O INPE quer instalar uma estação de rastreio de satélites com até quatro antenas em 200 mil metros quadrados no setor do Véu de Noiva, dentro do Parque Nacional da Chapada dos Guimarães. A área é de proteção integral e abriga ninhos da arara-vermelha-grande. A proposta foi à pauta do conselho do parque em 18 de junho de 2026 e esbarra na lei ambiental e no licenciamento.
antenas no Véu de Noiva

Estação prevê até quatro antenas e prédios em 200 mil metros quadrados sobre o paredão onde a arara-vermelha-grande se reproduz, no Parque Nacional da Chapada dos Guimarães/MT; a proposta foi à pauta do conselho do parque e esbarra na lei ambiental, no licenciamento e na biologia da espécie.

Matéria atualizada em 20/06/2026 as 10:47 para incluir a nota do INPE.

No mesmo paredão de arenito onde a arara-vermelha-grande cava seus ninhos e come lascas da própria rocha para se desintoxicar, o Instituto Nacional de Pesquisas Espaciais (INPE) quer instalar antenas no Véu de Noiva. O projeto prevê uma estação de rastreio de satélites com até quatro antenas em 200 mil metros quadrados, dentro do Parque Nacional da Chapada dos Guimarães. A área tem o regime mais restritivo da lei ambiental brasileira, o de proteção integral.

Uma parede que a natureza não repõe

A arara-vermelha-grande, de nome científico Ara chloropterus, é a maior do seu gênero. Mede cerca de 90 centímetros das penas da cabeça à ponta da cauda e pesa perto de um quilo e meio. No Véu de Noiva, ela faz duas coisas na mesma parede de pedra. Cava o ninho em fendas do arenito, num túnel que pode chegar a dois metros de profundidade. E come argila e lascas da própria rocha, um hábito chamado geofagia, que ajuda a neutralizar as toxinas das frutas verdes de que se alimenta e a repor minerais.
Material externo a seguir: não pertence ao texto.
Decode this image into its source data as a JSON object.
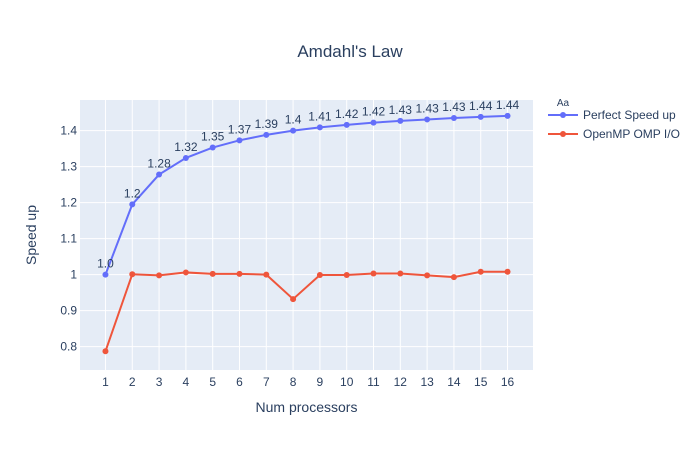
{
  "chart_data": {
    "type": "line",
    "title": "Amdahl's Law",
    "xlabel": "Num processors",
    "ylabel": "Speed up",
    "x": [
      1,
      2,
      3,
      4,
      5,
      6,
      7,
      8,
      9,
      10,
      11,
      12,
      13,
      14,
      15,
      16
    ],
    "xlim": [
      0.05,
      16.95
    ],
    "ylim": [
      0.735,
      1.485
    ],
    "yticks": [
      0.8,
      0.9,
      1,
      1.1,
      1.2,
      1.3,
      1.4
    ],
    "ytick_labels": [
      "0.8",
      "0.9",
      "1",
      "1.1",
      "1.2",
      "1.3",
      "1.4"
    ],
    "grid": true,
    "legend_placement": "top-right, outside plot",
    "legend_glyph": "Aa",
    "background_color": "#e5ecf6",
    "series": [
      {
        "name": "Perfect Speed up",
        "color": "#636efa",
        "values": [
          1.0,
          1.195,
          1.278,
          1.324,
          1.353,
          1.373,
          1.388,
          1.4,
          1.409,
          1.416,
          1.422,
          1.427,
          1.431,
          1.435,
          1.438,
          1.441
        ],
        "data_labels": [
          "1.0",
          "1.2",
          "1.28",
          "1.32",
          "1.35",
          "1.37",
          "1.39",
          "1.4",
          "1.41",
          "1.42",
          "1.42",
          "1.43",
          "1.43",
          "1.43",
          "1.44",
          "1.44"
        ]
      },
      {
        "name": "OpenMP OMP I/O",
        "color": "#ef553b",
        "values": [
          0.787,
          1.001,
          0.998,
          1.006,
          1.002,
          1.002,
          1.0,
          0.932,
          0.999,
          0.999,
          1.003,
          1.003,
          0.998,
          0.993,
          1.008,
          1.008
        ]
      }
    ]
  }
}
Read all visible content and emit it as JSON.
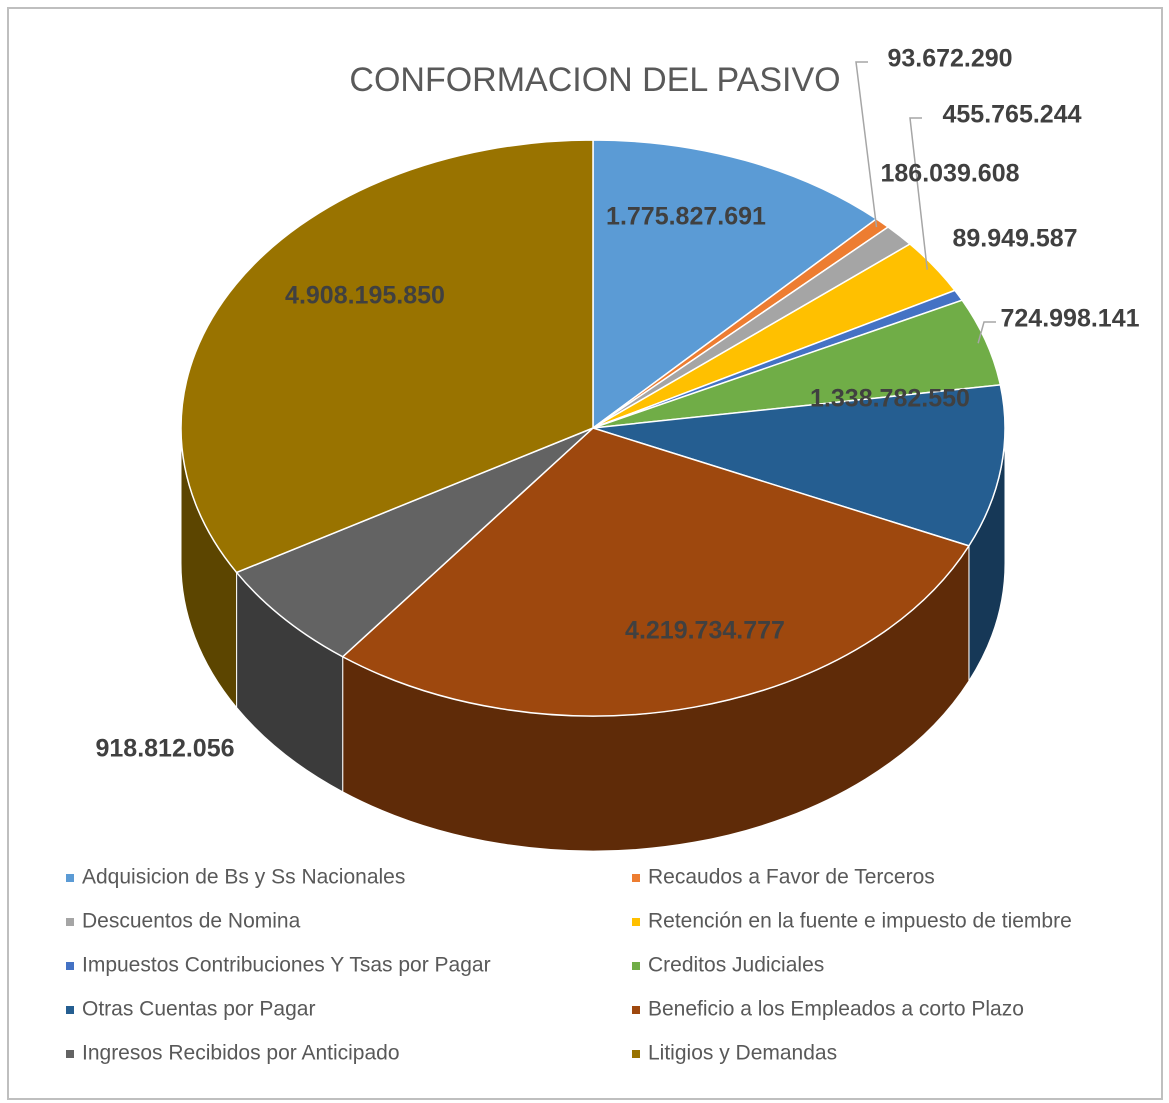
{
  "chart_data": {
    "type": "pie",
    "title": "CONFORMACION DEL PASIVO",
    "categories": [
      "Adquisicion de Bs y Ss Nacionales",
      "Recaudos a Favor de Terceros",
      "Descuentos de Nomina",
      "Retención en la fuente e impuesto de tiembre",
      "Impuestos Contribuciones Y Tsas por Pagar",
      "Creditos Judiciales",
      "Otras Cuentas por Pagar",
      "Beneficio a los Empleados a corto Plazo",
      "Ingresos Recibidos por Anticipado",
      "Litigios y Demandas"
    ],
    "values": [
      1775827691,
      93672290,
      186039608,
      455765244,
      89949587,
      724998141,
      1338782550,
      4219734777,
      918812056,
      4908195850
    ],
    "value_labels": [
      "1.775.827.691",
      "93.672.290",
      "186.039.608",
      "455.765.244",
      "89.949.587",
      "724.998.141",
      "1.338.782.550",
      "4.219.734.777",
      "918.812.056",
      "4.908.195.850"
    ],
    "colors": [
      "#5b9bd5",
      "#ed7d31",
      "#a5a5a5",
      "#ffc000",
      "#4472c4",
      "#70ad47",
      "#255e91",
      "#9e480e",
      "#636363",
      "#997300"
    ],
    "legend": "bottom"
  }
}
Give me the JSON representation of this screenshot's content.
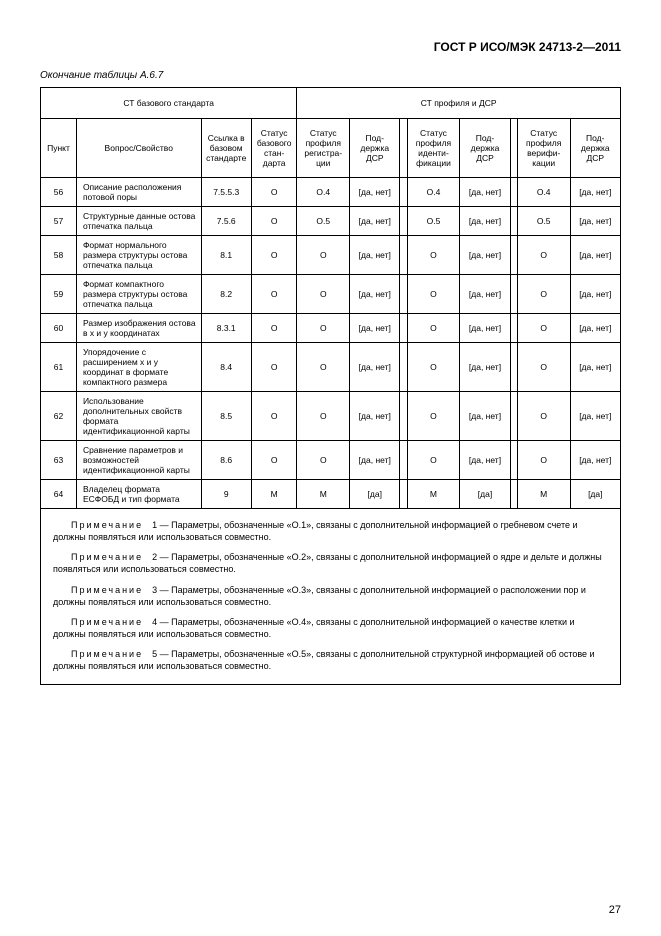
{
  "doc_title": "ГОСТ Р ИСО/МЭК 24713-2—2011",
  "caption": "Окончание таблицы А.6.7",
  "header_group_left": "СТ базового стандарта",
  "header_group_right": "СТ профиля и ДСР",
  "head": {
    "pt": "Пункт",
    "q": "Вопрос/Свойство",
    "ref": "Ссылка в базовом стан­дарте",
    "st": "Статус базо­вого стан­дарта",
    "p1": "Статус профиля регистра­ции",
    "p2": "Под­держка ДСР",
    "p3": "Статус профиля иденти­фикации",
    "p4": "Под­держка ДСР",
    "p5": "Статус профиля верифи­кации",
    "p6": "Под­держка ДСР"
  },
  "rows": [
    {
      "n": "56",
      "q": "Описание расположения потовой поры",
      "ref": "7.5.5.3",
      "st": "О",
      "p1": "О.4",
      "p2": "[да, нет]",
      "p3": "О.4",
      "p4": "[да, нет]",
      "p5": "О.4",
      "p6": "[да, нет]"
    },
    {
      "n": "57",
      "q": "Структурные данные остова отпечатка пальца",
      "ref": "7.5.6",
      "st": "О",
      "p1": "О.5",
      "p2": "[да, нет]",
      "p3": "О.5",
      "p4": "[да, нет]",
      "p5": "О.5",
      "p6": "[да, нет]"
    },
    {
      "n": "58",
      "q": "Формат нормального размера структуры остова отпечатка пальца",
      "ref": "8.1",
      "st": "О",
      "p1": "О",
      "p2": "[да, нет]",
      "p3": "О",
      "p4": "[да, нет]",
      "p5": "О",
      "p6": "[да, нет]"
    },
    {
      "n": "59",
      "q": "Формат компактного размера структуры остова отпечатка пальца",
      "ref": "8.2",
      "st": "О",
      "p1": "О",
      "p2": "[да, нет]",
      "p3": "О",
      "p4": "[да, нет]",
      "p5": "О",
      "p6": "[да, нет]"
    },
    {
      "n": "60",
      "q": "Размер изображения остова в x и y координатах",
      "ref": "8.3.1",
      "st": "О",
      "p1": "О",
      "p2": "[да, нет]",
      "p3": "О",
      "p4": "[да, нет]",
      "p5": "О",
      "p6": "[да, нет]"
    },
    {
      "n": "61",
      "q": "Упорядочение с расширением x и y координат в формате компактного размера",
      "ref": "8.4",
      "st": "О",
      "p1": "О",
      "p2": "[да, нет]",
      "p3": "О",
      "p4": "[да, нет]",
      "p5": "О",
      "p6": "[да, нет]"
    },
    {
      "n": "62",
      "q": "Использование дополнительных свойств формата идентификационной карты",
      "ref": "8.5",
      "st": "О",
      "p1": "О",
      "p2": "[да, нет]",
      "p3": "О",
      "p4": "[да, нет]",
      "p5": "О",
      "p6": "[да, нет]"
    },
    {
      "n": "63",
      "q": "Сравнение параметров и возможностей идентификационной карты",
      "ref": "8.6",
      "st": "О",
      "p1": "О",
      "p2": "[да, нет]",
      "p3": "О",
      "p4": "[да, нет]",
      "p5": "О",
      "p6": "[да, нет]"
    },
    {
      "n": "64",
      "q": "Владелец формата ЕСФОБД и тип формата",
      "ref": "9",
      "st": "М",
      "p1": "М",
      "p2": "[да]",
      "p3": "М",
      "p4": "[да]",
      "p5": "М",
      "p6": "[да]"
    }
  ],
  "notes_label": "Примечание",
  "notes": [
    "1 — Параметры, обозначенные «О.1», связаны с дополнительной информацией о гребневом счете и должны появляться или использоваться совместно.",
    "2 — Параметры, обозначенные «О.2», связаны с дополнительной информацией о ядре и дельте и должны появляться или использоваться совместно.",
    "3 — Параметры, обозначенные «О.3», связаны с дополнительной информацией о расположении пор и должны появляться или использоваться совместно.",
    "4 — Параметры, обозначенные «О.4», связаны с дополнительной информацией о качестве клетки и должны появляться или использоваться совместно.",
    "5 — Параметры, обозначенные «О.5», связаны с дополнительной структурной информацией об остове и должны появляться или использоваться совместно."
  ],
  "page_number": "27"
}
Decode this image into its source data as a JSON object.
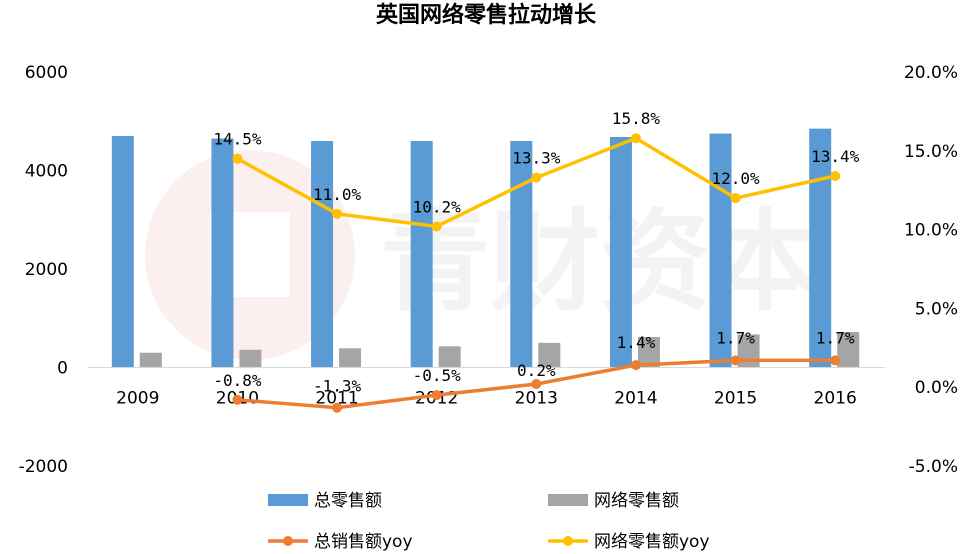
{
  "chart_data": {
    "type": "bar",
    "title": "英国网络零售拉动增长",
    "categories": [
      "2009",
      "2010",
      "2011",
      "2012",
      "2013",
      "2014",
      "2015",
      "2016"
    ],
    "y_left": {
      "min": -2000,
      "max": 6000,
      "ticks": [
        "6000",
        "4000",
        "2000",
        "0",
        "-2000"
      ]
    },
    "y_right": {
      "min": -5,
      "max": 20,
      "ticks": [
        "20.0%",
        "15.0%",
        "10.0%",
        "5.0%",
        "0.0%",
        "-5.0%"
      ]
    },
    "bar_series": [
      {
        "name": "总零售额",
        "color": "#5B9BD5",
        "values": [
          4700,
          4650,
          4600,
          4600,
          4600,
          4680,
          4750,
          4850
        ]
      },
      {
        "name": "网络零售额",
        "color": "#A5A5A5",
        "values": [
          300,
          360,
          390,
          430,
          500,
          620,
          670,
          720
        ]
      }
    ],
    "line_series": [
      {
        "name": "总销售额yoy",
        "color": "#ED7D31",
        "values": [
          null,
          -0.8,
          -1.3,
          -0.5,
          0.2,
          1.4,
          1.7,
          1.7
        ],
        "labels": [
          "",
          "-0.8%",
          "-1.3%",
          "-0.5%",
          "0.2%",
          "1.4%",
          "1.7%",
          "1.7%"
        ]
      },
      {
        "name": "网络零售额yoy",
        "color": "#FFC000",
        "values": [
          null,
          14.5,
          11.0,
          10.2,
          13.3,
          15.8,
          12.0,
          13.4
        ],
        "labels": [
          "",
          "14.5%",
          "11.0%",
          "10.2%",
          "13.3%",
          "15.8%",
          "12.0%",
          "13.4%"
        ]
      }
    ],
    "legend_position": "bottom",
    "grid": false
  },
  "watermark": {
    "text": "青财资本"
  }
}
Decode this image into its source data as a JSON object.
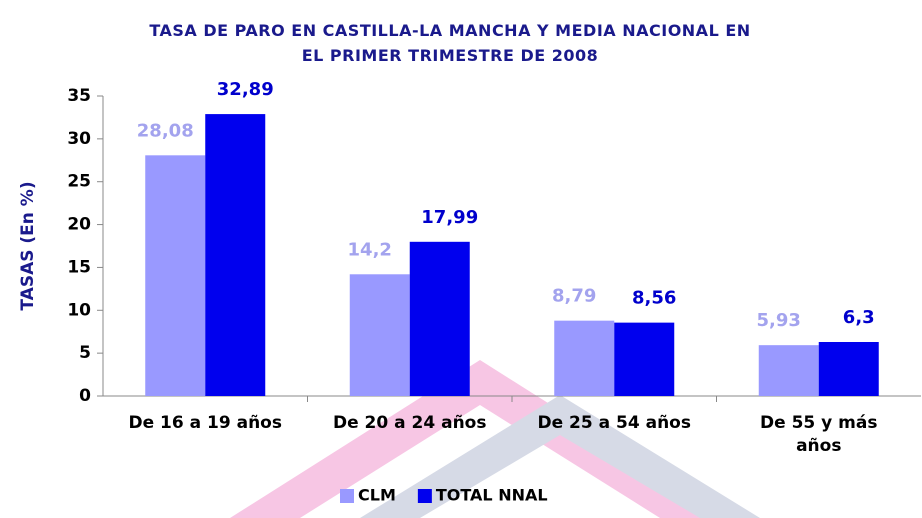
{
  "chart_data": {
    "type": "bar",
    "title": "TASA DE PARO EN CASTILLA-LA MANCHA Y MEDIA NACIONAL EN EL PRIMER TRIMESTRE DE 2008",
    "y_label": "TASAS (En %)",
    "categories": [
      "De 16 a 19 años",
      "De 20 a 24 años",
      "De 25 a 54 años",
      "De 55 y más años"
    ],
    "series": [
      {
        "name": "CLM",
        "color": "#9999ff",
        "label_color": "#a3a3ee",
        "values": [
          28.08,
          14.2,
          8.79,
          5.93
        ],
        "value_labels": [
          "28,08",
          "14,2",
          "8,79",
          "5,93"
        ]
      },
      {
        "name": "TOTAL NNAL",
        "color": "#0000ee",
        "label_color": "#0000cc",
        "values": [
          32.89,
          17.99,
          8.56,
          6.3
        ],
        "value_labels": [
          "32,89",
          "17,99",
          "8,56",
          "6,3"
        ]
      }
    ],
    "ylim": [
      0,
      35
    ],
    "yticks": [
      0,
      5,
      10,
      15,
      20,
      25,
      30,
      35
    ],
    "grid": false,
    "legend": "bottom"
  }
}
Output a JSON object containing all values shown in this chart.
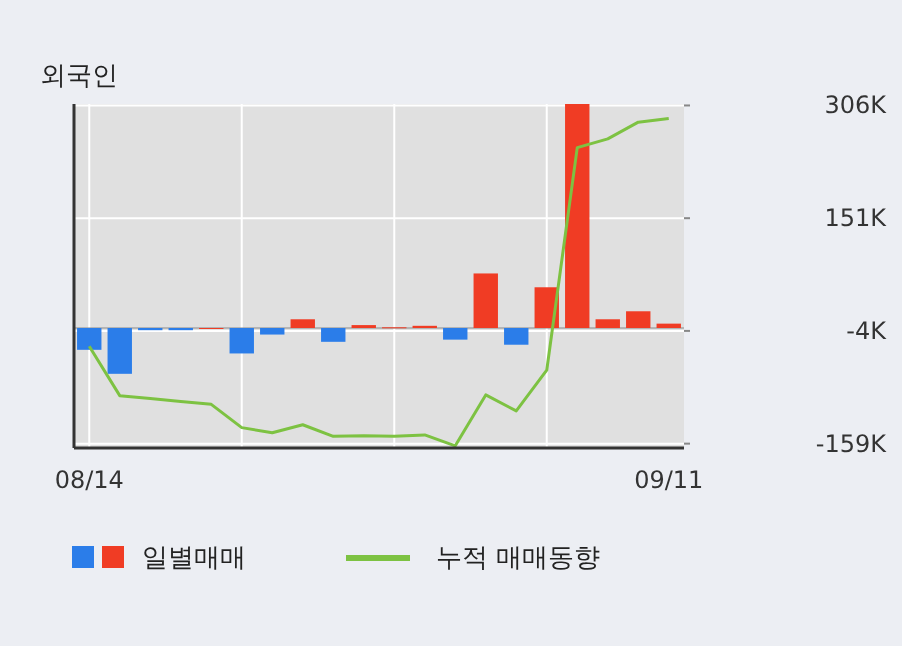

O ponto central é o vínculo da ave com aquela parede específica, e não com o parque em geral. A espécie volta ao mesmo ninho ano após ano. Uma pesquisa de longo prazo do Instituto Arara Azul indica que cerca de 71% dos casais reaproveitaram a mesma cavidade pelo menos uma vez ao longo de uma década ou mais. Em outras palavras, cerca de sete em cada dez casais não trocam de endereço. O arenito do Véu de Noiva tem mais de 500 milhões de anos. É uma rocha que a geologia não refaz na escala de uma vida humana. Se um sítio de ninho se perde, não surge outro igual ali ao lado.

A reprodução é lenta e arriscada. A fêmea põe de dois a quatro ovos e choca por cerca de um mês. Mesmo assim, poucos filhotes chegam ao fim. Um estudo de monitoramento acompanhou 25 filhotes da espécie. Dez sobreviveram e deixaram o ninho, nove morreram por aparente desnutrição e seis foram mortos por predadores. Ou seja, menos da metade saiu do ninho com vida. Para uma ave que depende de poucos locais de reprodução, qualquer perturbação que estrague uma temporada pesa muito.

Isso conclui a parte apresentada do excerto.